Mark Twain
1835–1910

America's foremost humorist and novelist, an intimate of the Gilder salon.
Born Samuel Langhorne Clemens in Florida, Missouri, and raised on the Mississippi in Hannibal, Mark Twain piloted steamboats, prospected in the Nevada silver fields, and worked as a newspaperman in San Francisco before The Innocents Abroad (1869) made him the most famous American writer of his time. The Adventures of Tom Sawyer (1876), Life on the Mississippi (1883), and Adventures of Huckleberry Finn (1884) followed, securing his place as the founding voice of modern American prose.
Twain coined the phrase "the Gilded Age" in his 1873 novel of the same name, co-written with Charles Dudley Warner — a phrase that would later name the era his friends the Gilders helped define.
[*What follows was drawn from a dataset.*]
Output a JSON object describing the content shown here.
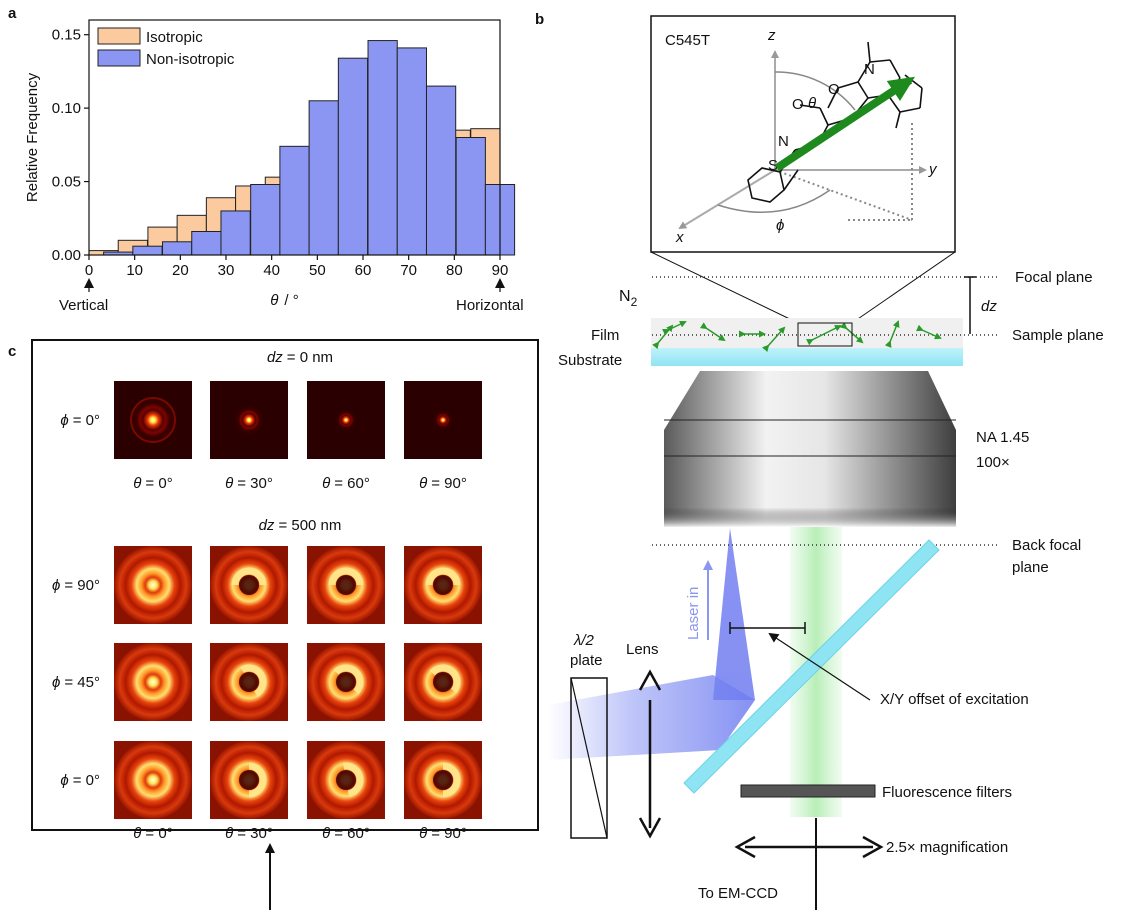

He was a close and constant friend of Richard Watson Gilder, whose Century Magazine serialized Huckleberry Finn and championed Twain's later work. Twain visited the Gilders at their summer place in Tyringham, the property that became Four Brooks Farm, and his letters to Richard and Helena are among the warmest of his vast correspondence — full of the affection of a man who had found, in their household, one of the few salons in America where wit, conscience, and art were taken with equal seriousness.